Un premier levier est l'extension de capacité. Le dossier est déposé cette année avec le projet Acasi qui vise à augmenter de 30 à 50 % la capacité du site existant, à impact environnemental identique. Cela est lié à des modes d'exploitation quelque peu différents de ceux imaginés initialement. La capacité passerait ainsi de 650 000 à 950 000 mètres cubes.

Le deuxième levier consiste à ouvrir de nouvelles capacités. Nous avons la possibilité d'ouvrir une nouvelle capacité à côté du site existant, probablement dans le cadre d'un projet de stockage pour les déchets de faible activité vie longue, à faible profondeur dans l'argile. Nous avons un bon soutien de la communauté de communes et des travaux sont en cours sur ce projet à plus long terme. J'ai répondu en termes de capacité et c'est regrettable. Dans le domaine nucléaire, depuis les années 2000, tous les déchets issus d'une zone nucléaire ont vocation à finir dans une installation dédiée, ce qui pouvait se comprendre mais qui constitue un frein à la réutilisation et à la valorisation, comme à leur réduction.

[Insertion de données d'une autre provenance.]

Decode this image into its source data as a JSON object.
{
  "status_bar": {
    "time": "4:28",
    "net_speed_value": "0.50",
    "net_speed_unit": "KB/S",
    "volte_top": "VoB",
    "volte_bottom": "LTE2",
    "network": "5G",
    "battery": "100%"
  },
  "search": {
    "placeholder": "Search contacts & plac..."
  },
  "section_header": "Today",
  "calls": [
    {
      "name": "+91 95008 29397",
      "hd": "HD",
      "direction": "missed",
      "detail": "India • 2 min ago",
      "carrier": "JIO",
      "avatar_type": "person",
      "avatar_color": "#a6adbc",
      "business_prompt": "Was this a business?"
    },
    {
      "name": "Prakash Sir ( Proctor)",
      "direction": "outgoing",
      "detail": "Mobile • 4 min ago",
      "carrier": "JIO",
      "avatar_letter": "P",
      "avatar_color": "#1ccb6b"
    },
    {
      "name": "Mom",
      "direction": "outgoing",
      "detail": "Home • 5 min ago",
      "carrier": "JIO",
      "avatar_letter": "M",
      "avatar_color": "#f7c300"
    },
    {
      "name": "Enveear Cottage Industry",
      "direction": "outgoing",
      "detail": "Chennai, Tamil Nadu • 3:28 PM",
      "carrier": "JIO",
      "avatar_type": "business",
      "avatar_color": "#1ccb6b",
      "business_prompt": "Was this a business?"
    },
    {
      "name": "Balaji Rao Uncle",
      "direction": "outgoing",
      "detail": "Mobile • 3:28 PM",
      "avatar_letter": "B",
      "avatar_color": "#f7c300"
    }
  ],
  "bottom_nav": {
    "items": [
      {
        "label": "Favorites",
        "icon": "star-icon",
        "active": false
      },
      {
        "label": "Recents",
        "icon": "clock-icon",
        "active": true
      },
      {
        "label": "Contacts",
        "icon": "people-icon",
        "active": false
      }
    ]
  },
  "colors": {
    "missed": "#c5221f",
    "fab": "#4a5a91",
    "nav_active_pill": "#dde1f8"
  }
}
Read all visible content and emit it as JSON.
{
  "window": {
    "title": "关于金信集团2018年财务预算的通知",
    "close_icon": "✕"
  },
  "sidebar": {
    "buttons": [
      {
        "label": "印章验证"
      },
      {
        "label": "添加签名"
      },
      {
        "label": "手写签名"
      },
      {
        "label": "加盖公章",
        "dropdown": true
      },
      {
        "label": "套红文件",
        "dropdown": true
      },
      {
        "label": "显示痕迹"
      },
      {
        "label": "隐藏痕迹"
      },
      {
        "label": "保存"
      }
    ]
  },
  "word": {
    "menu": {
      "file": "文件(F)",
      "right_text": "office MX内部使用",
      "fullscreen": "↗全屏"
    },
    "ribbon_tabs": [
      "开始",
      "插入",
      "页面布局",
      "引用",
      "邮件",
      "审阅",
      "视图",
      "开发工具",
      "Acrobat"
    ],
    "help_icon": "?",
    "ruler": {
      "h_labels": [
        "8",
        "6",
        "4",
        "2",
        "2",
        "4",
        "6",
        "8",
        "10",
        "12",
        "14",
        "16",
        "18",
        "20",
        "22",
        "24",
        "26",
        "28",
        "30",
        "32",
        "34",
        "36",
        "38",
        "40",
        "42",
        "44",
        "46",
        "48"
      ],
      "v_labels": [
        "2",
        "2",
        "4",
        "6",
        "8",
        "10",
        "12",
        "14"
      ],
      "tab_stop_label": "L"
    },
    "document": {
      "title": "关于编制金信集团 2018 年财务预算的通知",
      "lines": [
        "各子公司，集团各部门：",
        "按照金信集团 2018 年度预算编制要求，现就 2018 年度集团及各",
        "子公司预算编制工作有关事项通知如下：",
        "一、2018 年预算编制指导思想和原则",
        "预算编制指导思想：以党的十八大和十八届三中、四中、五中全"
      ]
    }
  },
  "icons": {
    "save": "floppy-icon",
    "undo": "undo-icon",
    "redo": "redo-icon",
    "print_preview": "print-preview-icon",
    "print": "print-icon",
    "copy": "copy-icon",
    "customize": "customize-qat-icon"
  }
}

Concernant Astrid, Cigéo est conçu sur un inventaire de référence qui est celui de la politique actuelle liée à la fermeture du cycle. Les combustibles usés sont des matières valorisées et retraitées, et les mox usés sont eux-mêmes retraités pour rejoindre des RNR. Ces éléments ne sont donc pas inclus dans l'inventaire de référence. Pour autant, un inventaire de réserve existe, qui prend en compte un certain nombre de scénarios, décrits dans l'inventaire national, dont celui de la non-fermeture du cycle (les mox usés sont ainsi des déchets). Ce scénario est provisionné par EDF, par prudence. En effet, les provisions d'EDF sont constituées sur le principe que les mox descendent. Un scénario va plus loin et considère l'abandon du retraitement. Les combustibles usés seraient alors des déchets.

Nous regardons dans l'inventaire de réserve la faisabilité, afin de vérifier l'absence d'éléments rédhibitoires dans la conception et la possibilité de l'ajuster le moment venu. Nous ne demandons pas l'autorisation de descendre les combustibles usés et les mox usés. En revanche, nous apportons une garantie. Nous pourrons nous ajuster si un changement de politique énergétique intervient dans 20 ans et que le cycle n'a plus vocation à être fermé.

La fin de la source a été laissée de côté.